They sprinkle the Olives with warm water, and by pressing them a-new, and still the more, there comes a good Oil from them.
This done, they stir the Olives again, and sprinkle them with hot Water, from which, thus order’d, there proceeds another Oil full of Dregs, and not so good as the rest.
These Oils are easily separated from the Water, because they swim a top, but they find a Kind of Lees to the Bottom, which the Ancients called Amurca.
Those Olives of which you design to make Oil, must ripen ’till they are even rotten; and the Reason is, because the sulphurous Parts in them have had Time to disengage themselves from those gross Principles, which before fix’d them, which we know by the sweetish and oily Taste that then they had. They also let them ferment for some time before they press them, that so those sulphurous Parts may free themselves, and be more fully separated from the watry and saline Parts, with which they were united in the Fruits. Here it is to be observ’d that you cannot extract a Drop of Oil from green olives, but only a viscous Juice, because their oily Principles are very strictly united with their other Principles.

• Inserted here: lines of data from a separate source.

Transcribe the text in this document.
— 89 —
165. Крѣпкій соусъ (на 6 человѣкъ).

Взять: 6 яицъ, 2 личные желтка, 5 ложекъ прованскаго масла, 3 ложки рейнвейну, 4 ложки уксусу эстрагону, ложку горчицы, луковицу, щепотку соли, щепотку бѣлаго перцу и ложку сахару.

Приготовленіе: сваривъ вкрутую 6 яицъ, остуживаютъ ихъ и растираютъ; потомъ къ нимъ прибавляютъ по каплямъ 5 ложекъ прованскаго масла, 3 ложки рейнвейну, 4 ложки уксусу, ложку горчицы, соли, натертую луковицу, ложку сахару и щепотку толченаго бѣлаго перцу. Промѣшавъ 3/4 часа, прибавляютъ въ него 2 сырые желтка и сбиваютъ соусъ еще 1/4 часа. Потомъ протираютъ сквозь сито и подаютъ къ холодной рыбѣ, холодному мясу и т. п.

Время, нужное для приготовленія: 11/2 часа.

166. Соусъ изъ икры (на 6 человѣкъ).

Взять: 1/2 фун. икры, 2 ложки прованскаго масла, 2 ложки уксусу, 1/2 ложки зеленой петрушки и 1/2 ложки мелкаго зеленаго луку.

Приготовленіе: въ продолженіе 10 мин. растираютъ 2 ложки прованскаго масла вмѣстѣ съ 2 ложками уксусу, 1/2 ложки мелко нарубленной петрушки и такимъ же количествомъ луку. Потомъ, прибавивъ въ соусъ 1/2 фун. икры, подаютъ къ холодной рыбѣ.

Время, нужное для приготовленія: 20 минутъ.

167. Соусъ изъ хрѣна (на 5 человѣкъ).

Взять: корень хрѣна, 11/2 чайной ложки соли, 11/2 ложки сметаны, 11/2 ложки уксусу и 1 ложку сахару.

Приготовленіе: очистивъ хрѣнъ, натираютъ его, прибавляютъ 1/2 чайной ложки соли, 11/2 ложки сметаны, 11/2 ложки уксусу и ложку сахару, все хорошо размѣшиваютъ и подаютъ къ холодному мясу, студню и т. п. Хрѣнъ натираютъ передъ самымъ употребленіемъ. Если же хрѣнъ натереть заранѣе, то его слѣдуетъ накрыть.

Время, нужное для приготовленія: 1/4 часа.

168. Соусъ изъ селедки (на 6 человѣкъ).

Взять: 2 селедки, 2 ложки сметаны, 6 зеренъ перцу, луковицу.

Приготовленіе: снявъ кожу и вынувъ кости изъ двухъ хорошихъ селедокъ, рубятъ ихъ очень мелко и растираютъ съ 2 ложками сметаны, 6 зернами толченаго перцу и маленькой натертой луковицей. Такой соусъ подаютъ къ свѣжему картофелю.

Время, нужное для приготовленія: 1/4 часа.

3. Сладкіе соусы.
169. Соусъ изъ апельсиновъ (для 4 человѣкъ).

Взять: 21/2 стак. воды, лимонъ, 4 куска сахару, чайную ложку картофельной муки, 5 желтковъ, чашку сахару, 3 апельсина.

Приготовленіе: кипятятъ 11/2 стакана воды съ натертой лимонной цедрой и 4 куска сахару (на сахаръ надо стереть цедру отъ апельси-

The Leaves of the Olive-Tree are astringent, and fit for to stop the Bleeding of the Nose, and Looseness.
There are certain wild Olive-Trees that grow near the Red-Sea, from which there sweats out a Gum that stops Blood, and cures Wounds.
The Olive-Tree in Latin called Olea, comes from the Greek Word elaia which also signifies the same Thing.”
A later work, “The Lady’s Assistant” published in 1778, gives a much better idea of how little they were used at that time in England.
OLIVES
“OLIVES are the fruits of trees, which grow wild in the warmer parts of Europe; we have them in some of our gardens; but with us they will not ripen to any perfection.